Vent management: Auto-PEEP and peak pressures, acid-base

Thanks for presenting a great case Kathy! This is a case of a middle age person with persistent asthma and a history of an extensive unprovoked DVT (sp IVC filter placement), who developed hypercarbic hypoxic respiratory failure requiring intubation secondary to an acute bacterial necrotizing pneumonia who presented to our ICU for hemoptysis s/p bronchial blocker placement. The patient was hypercarbic at presentation, which was thought 2/2 auto-PEEP. The hospital course was complicated by spontaneous pneumothorax thought multifactorial 2/2 underlying lung disease, the bronchial blocker, and necrotizing pneumonia.


Main points:

  1. ) We briefly discussed the differential of hemoptysis which includes categories such as oropharyngeal/ airways, parenchyma (infectious vs inflammatory vs malignancy), vasculature, drug/ toxins, and misc.
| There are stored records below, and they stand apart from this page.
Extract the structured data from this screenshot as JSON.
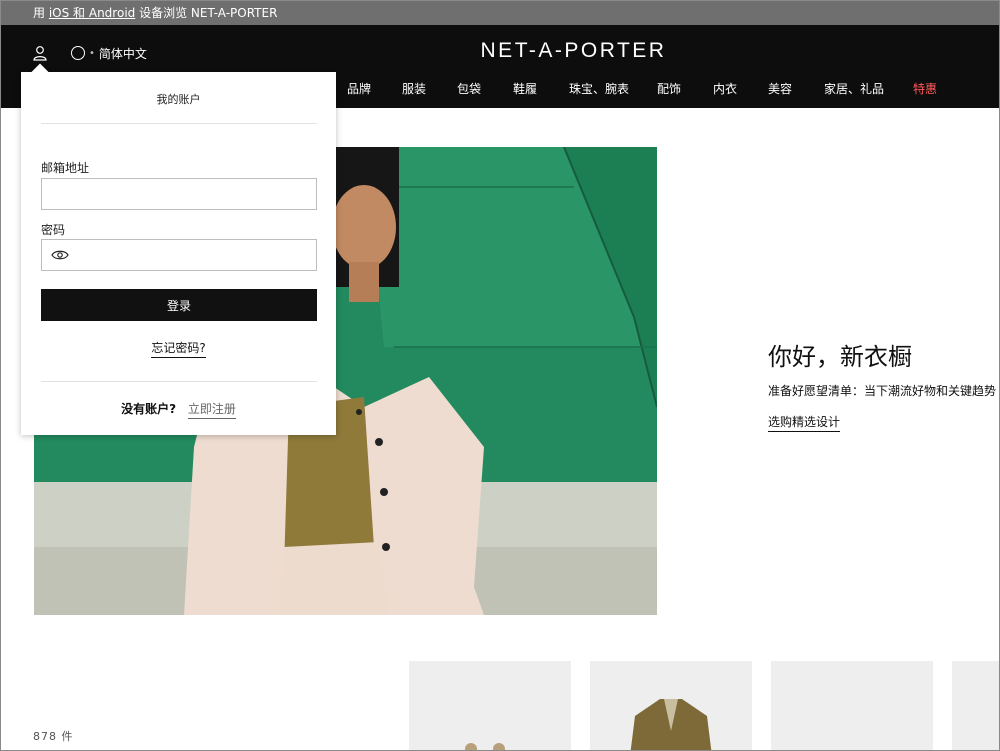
{
  "promo": {
    "prefix": "用",
    "link": "iOS 和 Android",
    "suffix": "设备浏览 NET-A-PORTER"
  },
  "header": {
    "logo": "NET-A-PORTER",
    "language": "简体中文",
    "nav": [
      {
        "label": "品牌"
      },
      {
        "label": "服装"
      },
      {
        "label": "包袋"
      },
      {
        "label": "鞋履"
      },
      {
        "label": "珠宝、腕表"
      },
      {
        "label": "配饰"
      },
      {
        "label": "内衣"
      },
      {
        "label": "美容"
      },
      {
        "label": "家居、礼品"
      },
      {
        "label": "特惠",
        "color": "#ff5a5a"
      }
    ]
  },
  "login": {
    "title": "我的账户",
    "email_label": "邮箱地址",
    "email_value": "",
    "password_label": "密码",
    "password_value": "",
    "submit": "登录",
    "forgot": "忘记密码?",
    "no_account": "没有账户?",
    "register": "立即注册"
  },
  "hero": {
    "title": "你好，新衣橱",
    "subtitle": "准备好愿望清单：当下潮流好物和关键趋势",
    "cta": "选购精选设计"
  },
  "listing": {
    "count": "878 件"
  },
  "colors": {
    "header_bg": "#0d0d0d",
    "promo_bg": "#6f6f6f",
    "sale": "#ff5a5a",
    "hero_green": "#1f8a5c"
  }
}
See this great blog from Monday on the differential.
  2. ) In a patient with underlying obstructive lung disease, ventilated with a high RR, and persistent hypercarbia, consider auto-PEEP as the cause.
  3. ) A stepwise approach that Sharon Anderson teaches to evaluate a blood gas includes the components:
    1. ) acidosis or alkalosis? (pH >/< 7.4)
    2. ) respiratory or metabolic? (pH and PaCO2 deranged in same way = metabolic; opposite = respiratory)
    3. ) appropriate compensation or underlying second disorder? (various formulae and shortcuts)
    4. ) concurrent AGMA? Concurrent simultaneous non-gap and gap acidosis?
    5. ) does this result fit with the clinical picture?

Want to learn more?


  • Auto-PEEP occurs when expiratory time is not long enough to fully exhale, leading over time to more and more air trapping
  • This can lead to high intrathoracic pressures, hypotension and PEA arrest if not noticed
  • Patients with obstructive lung disease are more prone to auto PEEP
  • Ways to evaluate for auto PEEP include: visualization of incomplete return to baseline of the expiratory flow curve (above), “shark finning” on waveform capnography (EtCO2; 2/2 slower rate at exhaling CO2), and diagnostically & therapeutically disconnecting the ETT from the vent to observe for prolonged exhalation and wheezing.
  • Here's a great Life in the Fast Lane (awesome blog by some ICU/EM docs down under) entry on this topic

PIP and Pplat

  • In a patient with acute alarms for high peak pressures, consider whether this is an airways, compliance or PEEP problem
  • Recall:

    • PIP/ peak inspiratory pressure/ peak pressure ~ flow x resistance + alveolar pressure
    • Pplat/ plateau pressure ~ alveolar pressure ~ volume/ compliance + PEEP
  • PIP is displayed on the ventilator
  • Pplat can be measured via a button on the vent that initiates an inspiratory breath hold (aka flow = 0) to isolate alveolar pressure

  • In patients with only a high PIP and normal Pplat this is most likely an airways/ tubing problem and consider tube kinking, bronchospasm, mucus plugging, and compression

  • In patients with a high PIP and Pplat, consider acute problems with lung compliance/ PEEP including pneumothorax, right mainstem bronchus intubation, worsening effusion

The OHSU library has an e-subscription to the Marino ICU book as a good reference for these topics and more.